- Airflow: For scheduling and orchestration of the data pipeline tasks.
- EC2: For running the Python scripts for data extraction and transformation.
- Lambda Functions: For serverless, triggered processing of data transfer between S3 buckets.
- S3: For storing data at various stages of the pipeline.
- Redshift: For efficient data warehousing and analytics.

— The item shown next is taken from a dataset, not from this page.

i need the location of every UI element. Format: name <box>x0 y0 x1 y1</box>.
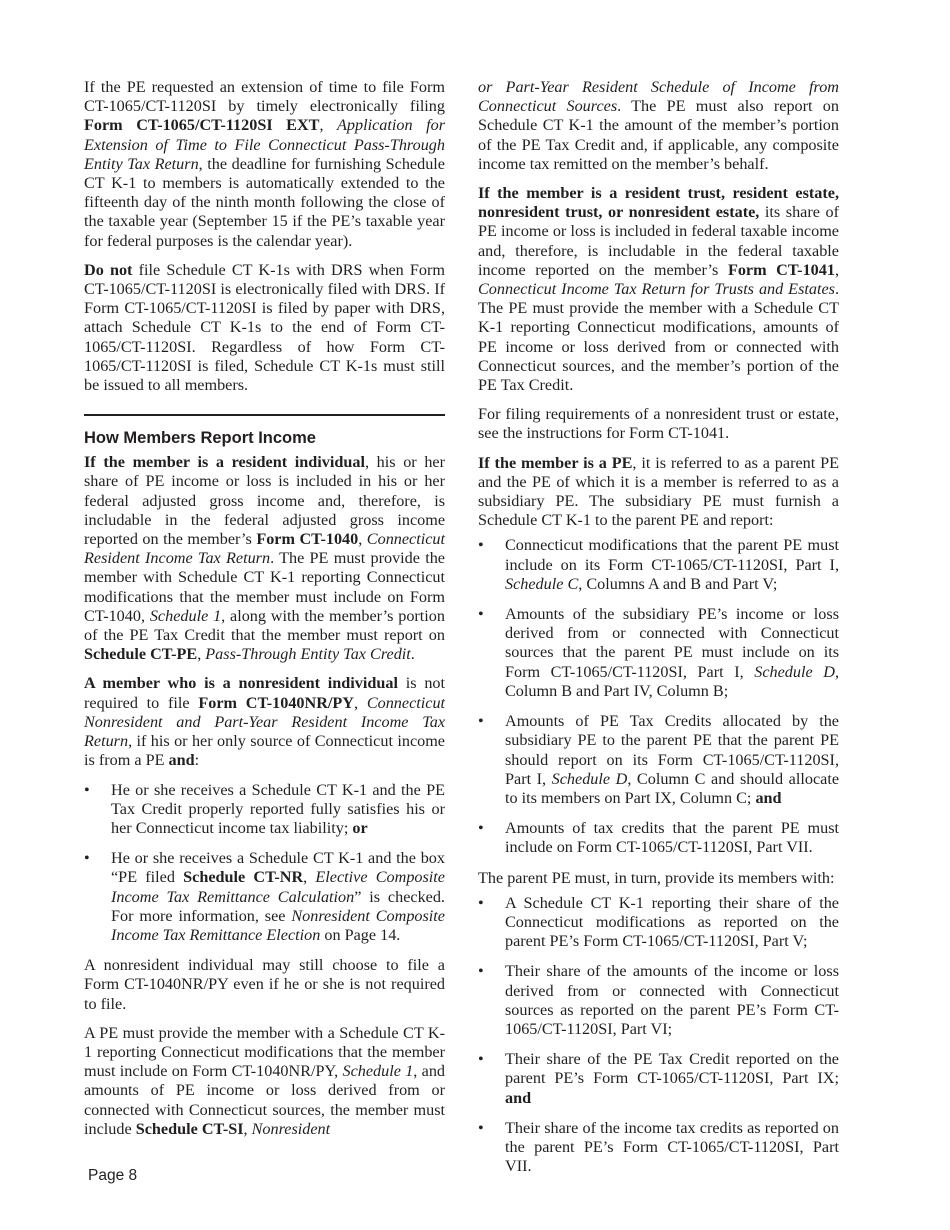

- QuickSight: For data visualization and exploration.
- Python Script: Extracts data from Zillow in JSON format and stores it in an S3 bucket.
- S3 Bucket (Staging): Stores the initial extracted JSON data.
- AWS Lambda Function 1 (Data Transfer): Triggers upon new data in the staging S3 bucket and copies the JSON data to a destination S3 bucket.
- S3 Bucket (Processing): Holds the JSON data ready for further processing.
- AWS Lambda Function 2 (Data Transformation): Triggers upon new data in the processing S3 bucket, reads the JSON data, converts it to CSV format, and stores the CSV data in a designated S3 bucket.
- S3 Bucket (Transformed Data): Stores the final processed data in CSV format.
- Amazon Redshift: Stores the CSV data from the transformed data S3 bucket for efficient data warehousing and analytics.
- Amazon QuickSight: Connects to the Redshift data warehouse to visualize and analyze the Zillow data.